Build safeguards: brand guidelines, manual review, bias detection
For brands going AI-first, instituting safeguards is critical. This could include:
- Strict brand guidelines (tone, visuals, cultural references) encoded in prompts.
- Human review of all AI-generated content, especially for video or image ads.
- Periodic audits for bias: research shows that generative AI models can embed demographic or social biases in marketing language, raising ethical and reputational risks.
What This Means for Indian Brands
For small and medium Indian brands, generative AI presents a tempting opportunity: cut costs, accelerate campaigns, experiment rapidly across platforms. In a fast-moving, crowded market, especially e-commerce, quick-commerce or social commerce, the ability to test and iterate ads quickly might confer serious competitive edge.
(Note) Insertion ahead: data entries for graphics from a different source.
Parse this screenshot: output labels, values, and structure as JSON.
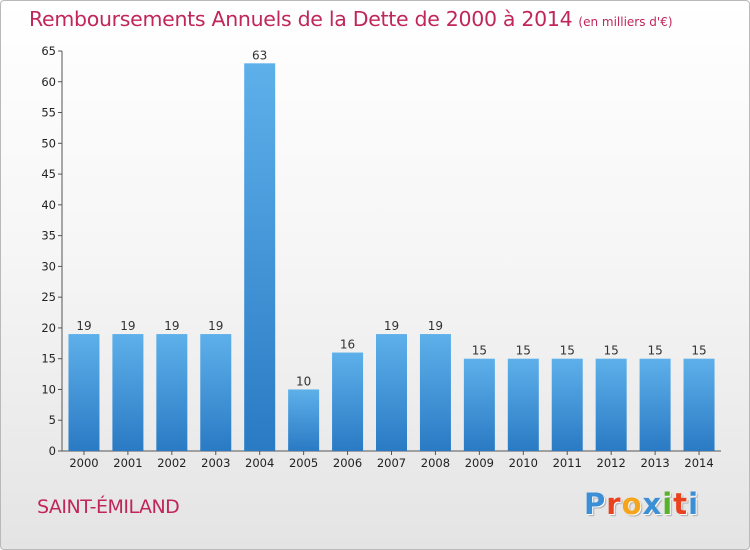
{
  "header": {
    "title": "Remboursements Annuels de la Dette de 2000 à 2014",
    "subtitle": "(en milliers d'€)"
  },
  "footer": {
    "commune": "SAINT-ÉMILAND",
    "brand": [
      "P",
      "r",
      "o",
      "x",
      "i",
      "t",
      "i"
    ]
  },
  "colors": {
    "title": "#c0265a",
    "bar_top": "#5eb0ea",
    "bar_bottom": "#2a7ac4",
    "brand": [
      "#3a8fd6",
      "#e8421e",
      "#f4a51b",
      "#3a8fd6",
      "#58b22a",
      "#e8421e",
      "#3a8fd6"
    ]
  },
  "chart_data": {
    "type": "bar",
    "title": "Remboursements Annuels de la Dette de 2000 à 2014",
    "categories": [
      "2000",
      "2001",
      "2002",
      "2003",
      "2004",
      "2005",
      "2006",
      "2007",
      "2008",
      "2009",
      "2010",
      "2011",
      "2012",
      "2013",
      "2014"
    ],
    "values": [
      19,
      19,
      19,
      19,
      63,
      10,
      16,
      19,
      19,
      15,
      15,
      15,
      15,
      15,
      15
    ],
    "ylim": [
      0,
      65
    ],
    "yticks": [
      0,
      5,
      10,
      15,
      20,
      25,
      30,
      35,
      40,
      45,
      50,
      55,
      60,
      65
    ],
    "grid": false,
    "legend": "none"
  }
}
But as more brands jump on the same tools, the danger is that differentiation may vanish. When dozens of brands speak with the same “AI tone,” consumers may grow numb, worse, distrustful.
Going forward, success will likely hinge on brand managers who treat AI as a toolkit, but don’t outsource the soul of the brand. The best campaigns will be those where human creativity, cultural insight and strategic thinking shape AI output rather than merely approve it.
Brands that treat AI-generated content as disposable or purely transactional risk undermining their long-term equity for short-term gains.
Fast Facts: AI-Generated Ads in India Explained
What are AI-generated ads?
AI-generated ads are marketing materials like copy, images, video, which are produced using generative AI tools such as Google Gemini or ChatGPT, reducing time and cost compared to traditional creative production.
Why are Indian brands adopting them?
Indian brands are using AI-generated ads to lower production cost, accelerate speed to market, and rapidly test multiple variants, especially helpful for small brands and performance-driven campaigns.
What are the risks involved?
Over-reliance on AI can lead to creative similarity, diluted brand authenticity, reputational risk, and loss of human creativity; bias and low-quality output are other potential pitfalls.